Example `deployment-wine-api.yaml`:

```sh
apiVersion: apps/v1
kind: Deployment
metadata:
  name: wine-quality-api
  labels:
    app: wine-quality-api
spec:
  replicas: 2
  selector:
    matchLabels:
      app: wine-quality-api
  template:
    metadata:
      labels:
        app: wine-quality-api
    spec:
      containers:
        - name: wine-quality-api
          image: <your-registry>/wine-quality-api:latest
          ports:
            - containerPort: 8000
          env:
            - name: MLFLOW_TRACKING_URI
              value: "http://mlflow:5000"
            # add any storage credentials here if needed
---
apiVersion: v1
kind: Service
metadata:
  name: wine-quality-api-service
spec:
  type: LoadBalancer
  selector:
    app: wine-quality-api
  ports:
    - port: 80
      targetPort: 8000
```

Apply it:

```sh
kubectl apply -f deployment-wine-api.yaml
```

On AKS or another managed Kubernetes:

- The `Service` of type `LoadBalancer` will be given an external IP

- You can then call:

```sh
http://<EXTERNAL-IP>/health
http://<EXTERNAL-IP>/predict
```

from any client that can access the cluster.

:::{note}
In real production setups, you will usually:

- use HTTPS (TLS),

- add authentication/authorization,

- configure autoscaling and monitoring,

- integrate with secrets managers (for credentials).
:::

## 7. Troubleshooting
<a name="ts"></a>

**Q1: I cannot access MLflow at** `http://127.0.0.1:5000`.
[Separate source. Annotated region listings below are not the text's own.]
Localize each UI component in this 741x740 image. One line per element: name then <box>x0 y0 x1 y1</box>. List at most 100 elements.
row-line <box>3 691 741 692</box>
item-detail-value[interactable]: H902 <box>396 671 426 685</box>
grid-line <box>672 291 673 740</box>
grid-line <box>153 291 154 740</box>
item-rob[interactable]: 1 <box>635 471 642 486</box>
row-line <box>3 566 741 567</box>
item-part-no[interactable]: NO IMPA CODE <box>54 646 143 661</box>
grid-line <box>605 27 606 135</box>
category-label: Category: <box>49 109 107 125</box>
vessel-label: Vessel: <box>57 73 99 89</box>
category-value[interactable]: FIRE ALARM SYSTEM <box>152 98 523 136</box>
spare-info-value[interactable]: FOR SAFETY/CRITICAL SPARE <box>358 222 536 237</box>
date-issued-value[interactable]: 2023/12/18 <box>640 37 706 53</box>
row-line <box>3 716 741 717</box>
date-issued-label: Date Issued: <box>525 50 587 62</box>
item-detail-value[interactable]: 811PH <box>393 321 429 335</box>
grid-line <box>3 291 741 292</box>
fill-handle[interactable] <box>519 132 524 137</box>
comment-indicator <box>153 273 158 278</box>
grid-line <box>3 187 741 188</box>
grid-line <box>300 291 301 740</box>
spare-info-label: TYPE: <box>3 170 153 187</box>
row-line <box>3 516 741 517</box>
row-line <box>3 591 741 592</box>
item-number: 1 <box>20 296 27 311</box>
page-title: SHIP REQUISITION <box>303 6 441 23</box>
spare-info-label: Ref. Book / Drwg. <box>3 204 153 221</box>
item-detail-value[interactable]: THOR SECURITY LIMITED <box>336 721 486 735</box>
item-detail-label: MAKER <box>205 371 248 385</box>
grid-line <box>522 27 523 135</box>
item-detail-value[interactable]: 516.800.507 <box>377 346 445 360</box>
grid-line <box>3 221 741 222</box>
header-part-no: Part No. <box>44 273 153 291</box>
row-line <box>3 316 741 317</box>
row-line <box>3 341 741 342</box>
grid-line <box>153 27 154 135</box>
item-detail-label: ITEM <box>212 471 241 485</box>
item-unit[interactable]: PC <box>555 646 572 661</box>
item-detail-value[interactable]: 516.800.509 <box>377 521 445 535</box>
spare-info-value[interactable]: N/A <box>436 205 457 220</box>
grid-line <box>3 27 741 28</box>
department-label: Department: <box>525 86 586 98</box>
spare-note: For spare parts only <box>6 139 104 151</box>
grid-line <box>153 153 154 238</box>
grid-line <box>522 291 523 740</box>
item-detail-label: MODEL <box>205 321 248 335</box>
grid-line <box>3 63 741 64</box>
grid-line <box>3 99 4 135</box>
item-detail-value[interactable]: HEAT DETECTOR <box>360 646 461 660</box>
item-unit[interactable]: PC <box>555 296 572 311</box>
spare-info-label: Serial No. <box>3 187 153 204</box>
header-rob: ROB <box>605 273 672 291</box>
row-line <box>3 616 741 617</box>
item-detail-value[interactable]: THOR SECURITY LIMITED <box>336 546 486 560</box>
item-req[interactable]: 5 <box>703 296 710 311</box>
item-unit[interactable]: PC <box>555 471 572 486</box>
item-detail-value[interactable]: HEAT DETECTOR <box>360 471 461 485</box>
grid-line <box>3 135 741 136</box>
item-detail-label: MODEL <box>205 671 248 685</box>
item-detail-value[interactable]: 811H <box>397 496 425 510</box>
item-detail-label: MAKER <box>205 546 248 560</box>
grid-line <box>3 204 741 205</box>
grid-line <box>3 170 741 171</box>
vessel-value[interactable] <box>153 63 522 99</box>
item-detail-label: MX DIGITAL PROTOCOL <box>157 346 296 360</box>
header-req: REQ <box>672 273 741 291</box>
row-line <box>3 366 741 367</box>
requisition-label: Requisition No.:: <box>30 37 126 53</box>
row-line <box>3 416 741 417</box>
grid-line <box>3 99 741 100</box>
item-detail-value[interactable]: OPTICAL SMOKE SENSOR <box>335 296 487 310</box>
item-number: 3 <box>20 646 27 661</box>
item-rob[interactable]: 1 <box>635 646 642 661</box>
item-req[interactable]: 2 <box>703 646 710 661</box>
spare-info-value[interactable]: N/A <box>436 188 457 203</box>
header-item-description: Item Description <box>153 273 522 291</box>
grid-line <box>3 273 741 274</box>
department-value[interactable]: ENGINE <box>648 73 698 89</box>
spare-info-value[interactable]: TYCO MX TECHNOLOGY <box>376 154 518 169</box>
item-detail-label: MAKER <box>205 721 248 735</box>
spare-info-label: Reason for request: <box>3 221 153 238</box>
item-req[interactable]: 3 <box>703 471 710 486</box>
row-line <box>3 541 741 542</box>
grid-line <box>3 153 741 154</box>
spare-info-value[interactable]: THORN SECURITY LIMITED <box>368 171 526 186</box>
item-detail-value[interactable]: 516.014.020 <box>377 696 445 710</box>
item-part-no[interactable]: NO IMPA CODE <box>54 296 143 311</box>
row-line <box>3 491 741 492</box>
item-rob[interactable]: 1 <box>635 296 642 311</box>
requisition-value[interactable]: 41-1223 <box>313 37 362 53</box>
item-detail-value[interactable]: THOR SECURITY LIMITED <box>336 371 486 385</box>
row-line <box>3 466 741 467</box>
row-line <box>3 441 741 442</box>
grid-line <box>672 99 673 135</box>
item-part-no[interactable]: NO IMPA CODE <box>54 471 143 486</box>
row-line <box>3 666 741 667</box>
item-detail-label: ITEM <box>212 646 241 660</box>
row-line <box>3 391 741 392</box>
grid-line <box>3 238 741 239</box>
- Check that your SSH session is active and uses `LocalForward 5000` `127.0.0.1:5000`.

- Ensure MLflow is actually running on the VM (check with `ps aux | grep mlflow` or `netstat -tulpn`).

**Q2: My Docker container cannot load the MLflow model.**

Confirm that `MLFLOW_TRACKING_URI` inside the container points to a reachable MLflow server.

If using remote artifact storage (MinIO, S3, Azure Blob), ensure the correct environment variables and credentials are configured inside the container.

**Q3: Kubernetes Service has no external IP.**

- On some local clusters (e.g., kind, minikube), `LoadBalancer` is emulated or not supported by default.

- On AKS, wait a bit for the LoadBalancer to be provisioned and check with:

```sh

kubectl get svc wine-quality-api-service
```

**Q4: My model works locally but not in Kubernetes.**

- Check logs:

```sh
kubectl logs deployment/wine-quality-api
```

- Common issues: wrong model URI, missing environment variables, missing Python dependencies.